I'm a fan of replicating the book as accurately as possible, in PDF form. So I would try to scan the illustration as "complete" as possible - because let me tell you, it's a little tricky using a flatbed scanner to get a good shot between the pages.
Also, it depends very much on the illustration. If it's something simple with most of the details in the middle of the page and a simple colour or colour gradient at the edges, I could just fill it in and none will be the wiser. But if it's a photo or something, I would probably have to crop it so it doesn't look blurred at one edge. But I don't know... I haven't really come across any book with edge-to-edge photos before.
If it's an ePub or Mobi we're talking about here, you could probably get away with hacking both parts together - again, depending very much on the illustration. For instance, most people look at the middle of an image first. So they'll easily spot a big tear right in the middle (or a blur, whatever). Both images would have to line up pretty well.

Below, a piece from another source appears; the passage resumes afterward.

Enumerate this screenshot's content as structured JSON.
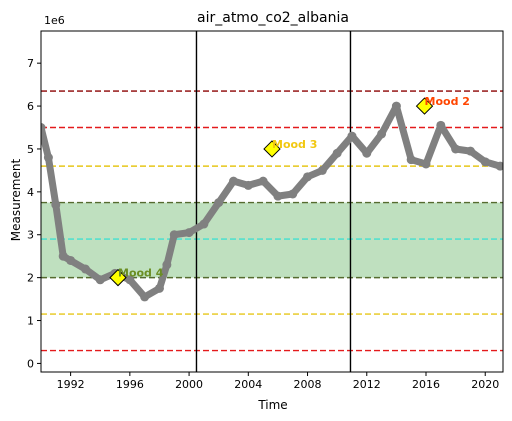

Alternatively, place one half on one page, crop out the bad part, and when they switch to the next page their minds will automatically fill in the gap. Experiment with this a little.

Because it really doesn't matter if 80 px are missing on each side. Crop each half to 600x800 and they won't care. Heck, they probably won't even notice, unless they have the paperback with them and thoroughly check it for details. But I bet the written stuff is much much more important than one illustration. It is a book, after all.